Por delante de aquel cuerpo pasaron los vecinos de los pueblos, unos para insultar, otros para murmurar su tristeza a escondidas. A última hora llegaron la hermana de Juanín, Avelina, y su madre, Paula Ayala. Poco antes, el gobernador civil, Jacobo Roldan Losada, había avisado de la llegada de la familia para que hubiera cierta compostura. Recogen todas las crónicas del día cómo Avelina Fernández tiñó su ropa con la sangre del hermano al abrazar el cadáver y no dejó que nadie la limpiara, porque era «mi misma sangre».

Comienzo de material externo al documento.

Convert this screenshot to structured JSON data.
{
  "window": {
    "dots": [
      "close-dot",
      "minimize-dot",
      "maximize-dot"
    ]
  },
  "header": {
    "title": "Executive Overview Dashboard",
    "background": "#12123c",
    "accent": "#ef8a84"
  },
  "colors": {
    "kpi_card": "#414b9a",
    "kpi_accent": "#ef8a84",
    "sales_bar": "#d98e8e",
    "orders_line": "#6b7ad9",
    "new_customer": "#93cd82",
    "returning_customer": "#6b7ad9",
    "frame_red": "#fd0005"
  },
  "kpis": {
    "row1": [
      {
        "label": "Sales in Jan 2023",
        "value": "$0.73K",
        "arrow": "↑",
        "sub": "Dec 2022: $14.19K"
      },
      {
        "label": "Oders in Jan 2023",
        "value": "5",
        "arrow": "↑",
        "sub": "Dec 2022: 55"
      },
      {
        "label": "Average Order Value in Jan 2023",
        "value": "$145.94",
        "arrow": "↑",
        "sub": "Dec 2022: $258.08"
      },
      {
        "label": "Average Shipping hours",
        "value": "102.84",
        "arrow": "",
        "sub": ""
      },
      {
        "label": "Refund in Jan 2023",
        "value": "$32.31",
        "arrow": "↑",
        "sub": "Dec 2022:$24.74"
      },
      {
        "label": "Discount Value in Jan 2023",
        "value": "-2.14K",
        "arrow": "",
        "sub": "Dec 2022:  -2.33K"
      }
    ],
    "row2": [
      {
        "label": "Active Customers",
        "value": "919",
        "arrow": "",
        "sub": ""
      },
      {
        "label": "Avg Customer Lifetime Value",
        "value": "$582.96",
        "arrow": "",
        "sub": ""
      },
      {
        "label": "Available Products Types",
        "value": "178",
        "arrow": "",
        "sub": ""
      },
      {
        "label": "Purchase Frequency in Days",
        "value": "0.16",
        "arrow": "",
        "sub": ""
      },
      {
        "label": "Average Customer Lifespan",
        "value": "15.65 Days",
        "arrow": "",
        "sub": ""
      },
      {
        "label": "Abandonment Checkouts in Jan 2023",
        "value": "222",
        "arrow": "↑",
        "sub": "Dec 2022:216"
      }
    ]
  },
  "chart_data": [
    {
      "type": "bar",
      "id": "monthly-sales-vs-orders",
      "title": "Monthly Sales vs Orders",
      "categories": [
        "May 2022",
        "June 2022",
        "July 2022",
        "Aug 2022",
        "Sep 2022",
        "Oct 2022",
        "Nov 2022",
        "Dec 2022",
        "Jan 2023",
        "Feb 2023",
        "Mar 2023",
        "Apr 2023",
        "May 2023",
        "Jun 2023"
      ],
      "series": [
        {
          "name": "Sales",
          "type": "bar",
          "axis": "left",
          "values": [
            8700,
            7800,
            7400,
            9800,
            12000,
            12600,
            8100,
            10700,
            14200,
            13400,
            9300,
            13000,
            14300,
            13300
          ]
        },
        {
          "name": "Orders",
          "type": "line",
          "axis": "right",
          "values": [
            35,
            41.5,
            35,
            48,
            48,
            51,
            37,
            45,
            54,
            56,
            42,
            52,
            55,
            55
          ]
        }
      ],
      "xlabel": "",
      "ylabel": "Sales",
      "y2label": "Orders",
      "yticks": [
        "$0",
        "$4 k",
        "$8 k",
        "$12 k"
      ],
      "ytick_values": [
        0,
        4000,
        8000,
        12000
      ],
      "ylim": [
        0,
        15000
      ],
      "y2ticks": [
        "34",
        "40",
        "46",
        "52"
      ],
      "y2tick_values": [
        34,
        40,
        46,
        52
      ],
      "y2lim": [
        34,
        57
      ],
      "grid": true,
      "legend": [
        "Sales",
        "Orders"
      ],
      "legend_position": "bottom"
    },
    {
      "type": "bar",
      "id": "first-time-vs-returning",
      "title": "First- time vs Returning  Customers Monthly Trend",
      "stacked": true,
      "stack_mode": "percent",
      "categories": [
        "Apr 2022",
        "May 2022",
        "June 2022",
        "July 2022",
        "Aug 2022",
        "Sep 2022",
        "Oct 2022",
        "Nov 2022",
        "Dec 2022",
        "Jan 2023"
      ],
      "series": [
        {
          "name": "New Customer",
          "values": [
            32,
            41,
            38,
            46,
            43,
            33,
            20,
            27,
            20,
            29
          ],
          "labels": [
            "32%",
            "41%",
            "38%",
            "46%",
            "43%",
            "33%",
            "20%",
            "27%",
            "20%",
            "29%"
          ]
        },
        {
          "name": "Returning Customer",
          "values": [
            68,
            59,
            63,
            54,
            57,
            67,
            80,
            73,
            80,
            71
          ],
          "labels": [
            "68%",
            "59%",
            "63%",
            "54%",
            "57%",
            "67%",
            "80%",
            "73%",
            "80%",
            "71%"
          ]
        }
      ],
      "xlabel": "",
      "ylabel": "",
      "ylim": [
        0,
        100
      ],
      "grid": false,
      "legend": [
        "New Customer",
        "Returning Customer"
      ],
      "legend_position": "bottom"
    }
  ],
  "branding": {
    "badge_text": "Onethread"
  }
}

Mientras, Francisco Bedoya, al que la prensa daba como herido por los guardias en el supuesto tiroteo de la curva del molino, siguió desde el monte cercano los acontecimientos para luego subir a los invernales y, tras pedir comida a algunos pastores y asegurarse de que su jefe y amigo estaba muerto, emprendió el regreso a Serdio. Tardó, según los cálculos de los familiares, dos semanas. Y no por la distancia, sino por la prudencia y el miedo con que hizo el regreso al Val de San Vicente.

PACO EN EL DESVÁN

La muerte de Juan Fernández Ayala llevó más miedo e incertidumbre a la casa de Los Coteros de Serdio. En aquel mayo de 1957 ya habían regresado de la cárcel Julia y su hijo Fidel. La madre de los Bedoya Gutiérrez había dejado la Provincial en el mes de febrero, tras cumplir los últimos cuatro meses que le quedaban de prisión.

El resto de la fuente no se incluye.